With the connivance of the government,
right-wing soldiers were formed into armed groups of counter-revolutionaries,
called the Freikorps. They were
trained in counter-revolutionary operations in the Baltic states where
they operated against the Bolsheviks. The success of these troops against
the young workers’ state was such that the victorious allies made it part of
the cease fire that they should continue to operate on occupied territory in
the east – an extraordinary measure.
Gustav Noske was the Social Democrat who became
responsible for the organization of these units and their deployment against
the Spartacists, and he was henceforth known as the "bloodhound" of
counter-revolution. In early 1919, he readied the Freikorps and organized a provocation. The battle ground was
to be the chief of police in Berlin, Emil Eichhorn, who was sympathetic to the
revolution and member of USPD. On 14 January, Rosa Luxemburg wrote:
‘What triggered this week of combat? As in all previous
cases, such as December 6 and December 24, it was a brutal provocation by the
government. Like the bloodbath against defenseless demonstrators in
Chausseestrasse, like the butchery of the sailors, this time the assault on the
Berlin police headquarters was the cause of all the events that followed.’
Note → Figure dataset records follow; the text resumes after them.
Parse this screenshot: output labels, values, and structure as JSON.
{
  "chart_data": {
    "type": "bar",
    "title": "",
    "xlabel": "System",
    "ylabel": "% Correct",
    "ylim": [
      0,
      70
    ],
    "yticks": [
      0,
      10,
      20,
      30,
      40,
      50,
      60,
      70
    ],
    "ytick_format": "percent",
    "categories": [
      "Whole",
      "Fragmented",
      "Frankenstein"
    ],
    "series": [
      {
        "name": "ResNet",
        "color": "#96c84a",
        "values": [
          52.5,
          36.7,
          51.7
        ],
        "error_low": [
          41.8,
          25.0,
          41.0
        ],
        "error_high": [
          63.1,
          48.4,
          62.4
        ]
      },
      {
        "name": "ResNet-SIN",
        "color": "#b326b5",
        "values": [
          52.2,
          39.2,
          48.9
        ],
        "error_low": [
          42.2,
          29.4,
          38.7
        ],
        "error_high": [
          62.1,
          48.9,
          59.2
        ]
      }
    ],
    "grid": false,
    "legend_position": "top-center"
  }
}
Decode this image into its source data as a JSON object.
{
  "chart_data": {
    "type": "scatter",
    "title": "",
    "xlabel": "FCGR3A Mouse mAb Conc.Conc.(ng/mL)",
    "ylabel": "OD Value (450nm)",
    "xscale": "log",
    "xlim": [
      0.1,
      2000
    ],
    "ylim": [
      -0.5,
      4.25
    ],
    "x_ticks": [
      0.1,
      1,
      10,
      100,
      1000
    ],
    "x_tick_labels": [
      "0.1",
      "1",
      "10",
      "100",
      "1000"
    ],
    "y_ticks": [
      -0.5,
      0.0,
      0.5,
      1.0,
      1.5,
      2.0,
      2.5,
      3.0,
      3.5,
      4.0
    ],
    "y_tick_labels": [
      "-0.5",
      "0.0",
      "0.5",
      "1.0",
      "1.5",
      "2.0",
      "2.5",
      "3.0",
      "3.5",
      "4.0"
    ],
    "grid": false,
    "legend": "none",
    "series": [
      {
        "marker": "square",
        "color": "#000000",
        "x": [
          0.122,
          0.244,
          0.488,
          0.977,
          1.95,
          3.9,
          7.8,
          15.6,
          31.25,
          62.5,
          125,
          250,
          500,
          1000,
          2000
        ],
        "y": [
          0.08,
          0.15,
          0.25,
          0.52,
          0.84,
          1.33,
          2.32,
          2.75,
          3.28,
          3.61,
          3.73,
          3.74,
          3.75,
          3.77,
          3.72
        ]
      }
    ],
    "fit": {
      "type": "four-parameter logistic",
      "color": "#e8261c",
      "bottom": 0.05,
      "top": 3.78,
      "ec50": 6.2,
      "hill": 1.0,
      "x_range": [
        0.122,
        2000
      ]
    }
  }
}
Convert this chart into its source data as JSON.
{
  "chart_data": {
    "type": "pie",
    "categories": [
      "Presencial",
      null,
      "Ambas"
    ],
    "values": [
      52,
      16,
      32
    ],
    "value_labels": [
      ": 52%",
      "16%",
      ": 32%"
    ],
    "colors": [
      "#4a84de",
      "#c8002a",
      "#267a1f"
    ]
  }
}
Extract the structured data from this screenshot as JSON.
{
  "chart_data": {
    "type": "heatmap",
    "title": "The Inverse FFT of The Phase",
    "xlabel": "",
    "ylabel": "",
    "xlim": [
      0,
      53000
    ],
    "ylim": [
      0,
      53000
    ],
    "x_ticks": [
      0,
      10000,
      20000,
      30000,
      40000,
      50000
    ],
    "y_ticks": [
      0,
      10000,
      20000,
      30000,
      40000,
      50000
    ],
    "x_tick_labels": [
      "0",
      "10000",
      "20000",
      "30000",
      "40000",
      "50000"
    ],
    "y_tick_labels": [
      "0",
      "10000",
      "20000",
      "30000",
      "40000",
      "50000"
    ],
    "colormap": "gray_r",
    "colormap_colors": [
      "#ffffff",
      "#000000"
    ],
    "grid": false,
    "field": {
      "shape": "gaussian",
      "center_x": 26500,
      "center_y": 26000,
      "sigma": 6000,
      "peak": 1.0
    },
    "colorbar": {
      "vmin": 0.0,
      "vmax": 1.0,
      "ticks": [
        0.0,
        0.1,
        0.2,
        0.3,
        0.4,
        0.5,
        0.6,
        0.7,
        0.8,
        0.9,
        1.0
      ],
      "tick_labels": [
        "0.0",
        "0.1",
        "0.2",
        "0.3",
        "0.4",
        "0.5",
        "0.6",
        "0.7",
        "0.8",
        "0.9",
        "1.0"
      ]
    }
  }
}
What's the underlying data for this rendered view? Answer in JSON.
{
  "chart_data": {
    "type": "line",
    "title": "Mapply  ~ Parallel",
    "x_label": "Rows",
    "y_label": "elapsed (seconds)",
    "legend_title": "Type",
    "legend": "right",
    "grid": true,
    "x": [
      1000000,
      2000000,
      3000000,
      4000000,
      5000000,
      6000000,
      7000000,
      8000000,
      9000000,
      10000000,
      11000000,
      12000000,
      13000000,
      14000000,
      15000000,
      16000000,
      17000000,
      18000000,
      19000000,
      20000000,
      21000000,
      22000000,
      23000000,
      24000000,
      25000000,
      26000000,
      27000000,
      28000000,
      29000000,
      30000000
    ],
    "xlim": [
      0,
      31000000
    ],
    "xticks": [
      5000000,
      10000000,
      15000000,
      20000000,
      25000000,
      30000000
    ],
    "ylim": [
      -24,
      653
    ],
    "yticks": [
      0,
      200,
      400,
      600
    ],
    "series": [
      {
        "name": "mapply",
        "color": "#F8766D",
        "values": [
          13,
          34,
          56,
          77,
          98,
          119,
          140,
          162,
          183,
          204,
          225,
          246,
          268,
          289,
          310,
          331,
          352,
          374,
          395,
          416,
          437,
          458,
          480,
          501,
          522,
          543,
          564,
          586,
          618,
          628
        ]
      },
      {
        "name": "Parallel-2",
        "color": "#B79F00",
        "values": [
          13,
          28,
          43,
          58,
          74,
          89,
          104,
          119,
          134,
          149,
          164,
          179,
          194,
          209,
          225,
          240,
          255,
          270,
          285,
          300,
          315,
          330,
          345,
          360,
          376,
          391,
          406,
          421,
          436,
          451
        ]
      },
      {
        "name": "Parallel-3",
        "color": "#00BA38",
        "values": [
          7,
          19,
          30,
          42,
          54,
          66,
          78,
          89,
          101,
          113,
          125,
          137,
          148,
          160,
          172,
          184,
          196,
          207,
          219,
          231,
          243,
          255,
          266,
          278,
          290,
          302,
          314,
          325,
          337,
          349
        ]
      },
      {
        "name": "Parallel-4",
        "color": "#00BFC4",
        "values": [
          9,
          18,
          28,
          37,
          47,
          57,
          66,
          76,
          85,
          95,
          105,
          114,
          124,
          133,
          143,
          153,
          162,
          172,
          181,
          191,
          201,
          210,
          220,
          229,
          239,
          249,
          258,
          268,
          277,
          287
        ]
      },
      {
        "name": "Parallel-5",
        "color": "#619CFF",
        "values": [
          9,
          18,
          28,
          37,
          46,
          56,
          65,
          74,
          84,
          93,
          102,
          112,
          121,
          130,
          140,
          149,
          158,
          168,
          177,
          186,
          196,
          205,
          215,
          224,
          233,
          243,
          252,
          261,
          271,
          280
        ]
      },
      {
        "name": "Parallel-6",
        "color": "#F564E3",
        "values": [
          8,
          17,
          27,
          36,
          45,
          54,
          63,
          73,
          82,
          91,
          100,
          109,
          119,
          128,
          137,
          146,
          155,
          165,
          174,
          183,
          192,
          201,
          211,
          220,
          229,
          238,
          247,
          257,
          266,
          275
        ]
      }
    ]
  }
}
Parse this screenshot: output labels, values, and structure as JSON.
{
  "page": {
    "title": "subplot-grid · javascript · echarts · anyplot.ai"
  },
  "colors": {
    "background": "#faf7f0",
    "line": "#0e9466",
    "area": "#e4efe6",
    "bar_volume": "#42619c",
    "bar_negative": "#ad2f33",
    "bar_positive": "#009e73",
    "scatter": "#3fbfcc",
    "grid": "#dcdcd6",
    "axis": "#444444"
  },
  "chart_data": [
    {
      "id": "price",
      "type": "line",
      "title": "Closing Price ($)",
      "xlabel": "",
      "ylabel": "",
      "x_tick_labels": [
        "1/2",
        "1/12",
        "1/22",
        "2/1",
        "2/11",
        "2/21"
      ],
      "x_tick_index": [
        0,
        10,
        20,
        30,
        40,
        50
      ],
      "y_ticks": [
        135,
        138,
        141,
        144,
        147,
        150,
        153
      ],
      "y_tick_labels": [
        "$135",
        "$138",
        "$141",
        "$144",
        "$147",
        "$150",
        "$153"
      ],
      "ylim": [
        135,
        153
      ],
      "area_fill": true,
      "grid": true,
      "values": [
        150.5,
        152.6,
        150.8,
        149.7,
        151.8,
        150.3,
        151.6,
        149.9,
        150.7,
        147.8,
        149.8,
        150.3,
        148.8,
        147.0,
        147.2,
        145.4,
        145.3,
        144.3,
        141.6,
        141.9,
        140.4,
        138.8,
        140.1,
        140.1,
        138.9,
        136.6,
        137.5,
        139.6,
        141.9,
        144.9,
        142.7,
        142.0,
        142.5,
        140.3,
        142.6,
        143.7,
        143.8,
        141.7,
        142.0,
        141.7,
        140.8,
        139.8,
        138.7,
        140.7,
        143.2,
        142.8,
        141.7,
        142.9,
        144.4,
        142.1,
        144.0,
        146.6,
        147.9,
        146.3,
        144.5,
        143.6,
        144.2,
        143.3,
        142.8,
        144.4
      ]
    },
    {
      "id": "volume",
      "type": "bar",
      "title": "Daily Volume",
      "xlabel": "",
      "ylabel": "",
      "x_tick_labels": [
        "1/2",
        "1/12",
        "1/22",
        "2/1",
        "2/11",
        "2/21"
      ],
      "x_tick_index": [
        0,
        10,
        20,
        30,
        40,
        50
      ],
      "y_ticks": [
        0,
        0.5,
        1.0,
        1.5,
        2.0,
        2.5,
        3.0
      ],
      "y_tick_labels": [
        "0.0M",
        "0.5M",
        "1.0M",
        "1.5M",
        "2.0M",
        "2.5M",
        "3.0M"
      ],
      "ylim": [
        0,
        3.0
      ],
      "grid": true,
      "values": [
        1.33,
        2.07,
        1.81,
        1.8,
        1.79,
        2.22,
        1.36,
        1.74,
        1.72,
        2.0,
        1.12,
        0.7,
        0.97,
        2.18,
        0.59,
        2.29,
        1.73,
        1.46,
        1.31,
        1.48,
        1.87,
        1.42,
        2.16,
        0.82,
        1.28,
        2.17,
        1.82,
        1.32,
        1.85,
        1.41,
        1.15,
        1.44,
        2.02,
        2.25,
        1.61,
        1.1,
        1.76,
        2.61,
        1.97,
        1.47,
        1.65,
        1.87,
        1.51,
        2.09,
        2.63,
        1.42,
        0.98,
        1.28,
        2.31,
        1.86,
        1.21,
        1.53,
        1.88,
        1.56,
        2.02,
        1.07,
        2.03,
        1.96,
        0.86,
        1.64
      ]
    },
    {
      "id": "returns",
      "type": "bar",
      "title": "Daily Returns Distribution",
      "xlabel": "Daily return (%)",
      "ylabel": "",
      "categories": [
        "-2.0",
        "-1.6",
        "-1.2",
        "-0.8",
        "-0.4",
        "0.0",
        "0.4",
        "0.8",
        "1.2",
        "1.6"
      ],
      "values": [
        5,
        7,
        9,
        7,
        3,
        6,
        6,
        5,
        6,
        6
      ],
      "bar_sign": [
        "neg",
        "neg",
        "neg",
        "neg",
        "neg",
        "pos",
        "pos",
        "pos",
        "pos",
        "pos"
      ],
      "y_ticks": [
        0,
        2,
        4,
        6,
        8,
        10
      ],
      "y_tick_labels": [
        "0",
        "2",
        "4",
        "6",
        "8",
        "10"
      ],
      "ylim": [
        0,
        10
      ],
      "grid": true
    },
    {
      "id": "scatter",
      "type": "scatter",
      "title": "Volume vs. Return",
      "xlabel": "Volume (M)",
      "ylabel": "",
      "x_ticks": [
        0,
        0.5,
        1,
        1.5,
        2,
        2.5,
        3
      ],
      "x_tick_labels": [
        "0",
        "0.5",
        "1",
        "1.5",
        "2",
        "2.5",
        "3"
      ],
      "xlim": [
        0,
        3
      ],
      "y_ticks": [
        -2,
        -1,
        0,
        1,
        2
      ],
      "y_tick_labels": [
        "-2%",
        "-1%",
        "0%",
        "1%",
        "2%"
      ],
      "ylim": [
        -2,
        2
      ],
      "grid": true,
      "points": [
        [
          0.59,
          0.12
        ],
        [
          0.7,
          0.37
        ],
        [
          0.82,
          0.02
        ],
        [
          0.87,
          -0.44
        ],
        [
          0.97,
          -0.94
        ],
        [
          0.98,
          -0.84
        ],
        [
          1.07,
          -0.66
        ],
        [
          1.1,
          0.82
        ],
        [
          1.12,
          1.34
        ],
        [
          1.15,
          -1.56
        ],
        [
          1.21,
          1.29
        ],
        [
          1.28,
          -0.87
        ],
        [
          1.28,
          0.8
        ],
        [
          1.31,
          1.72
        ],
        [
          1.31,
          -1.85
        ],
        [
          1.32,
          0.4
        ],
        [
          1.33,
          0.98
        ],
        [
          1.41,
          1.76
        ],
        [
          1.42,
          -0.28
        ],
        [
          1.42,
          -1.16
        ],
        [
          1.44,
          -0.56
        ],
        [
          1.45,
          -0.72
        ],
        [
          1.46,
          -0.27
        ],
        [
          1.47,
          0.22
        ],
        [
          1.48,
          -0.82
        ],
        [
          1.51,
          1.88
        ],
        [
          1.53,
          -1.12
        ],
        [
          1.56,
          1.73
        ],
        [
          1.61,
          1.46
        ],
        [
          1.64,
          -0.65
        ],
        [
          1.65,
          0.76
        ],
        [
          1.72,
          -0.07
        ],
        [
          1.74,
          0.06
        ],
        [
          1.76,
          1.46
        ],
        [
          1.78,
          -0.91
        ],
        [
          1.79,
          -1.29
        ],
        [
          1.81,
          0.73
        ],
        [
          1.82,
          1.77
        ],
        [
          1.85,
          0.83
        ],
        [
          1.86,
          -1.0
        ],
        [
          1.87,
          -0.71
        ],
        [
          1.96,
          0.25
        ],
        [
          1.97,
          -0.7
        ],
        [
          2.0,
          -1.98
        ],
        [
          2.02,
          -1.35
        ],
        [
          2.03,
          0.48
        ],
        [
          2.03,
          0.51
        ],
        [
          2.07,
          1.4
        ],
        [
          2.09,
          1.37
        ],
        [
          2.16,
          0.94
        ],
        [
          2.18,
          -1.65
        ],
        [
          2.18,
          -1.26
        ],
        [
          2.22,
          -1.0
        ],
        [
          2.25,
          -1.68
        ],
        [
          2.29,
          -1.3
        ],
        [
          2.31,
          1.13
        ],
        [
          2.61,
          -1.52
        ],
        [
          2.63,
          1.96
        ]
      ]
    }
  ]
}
(Luxemburg, ‘Order Prevails in Berlin’)
The government sacked Eichhorn and the workers mobilized
to resist. As part of the struggle, armed workers seized the headquarters of
the bourgeois press and the SPD paper Vorwärts.
A particularly ferocious struggle took place over the latter, costing the lives
of hundreds of workers. Inevitably, the courageous but isolated Berlin
workers were defeated and reaction followed. The Communist party press was
closed down and Rosa Luxemburg and Karl Liebknecht were arrested and murdered
in this striking resemblance to the reaction in Russia after the July days of 1917.
Events in Germany had moved quicker than they did in
Russia. After only two months, the revolution had suffered its first heavy blow
with the defeat of the Berlin workers. This defeat was by no means the final
defeat of the working class that the counter-revolution had been looking for.
Subsequent event were to prove, however, that the ultra-left attitude that the
Spartacists took in these months had serious repercussions for the
future development of the German Revolution.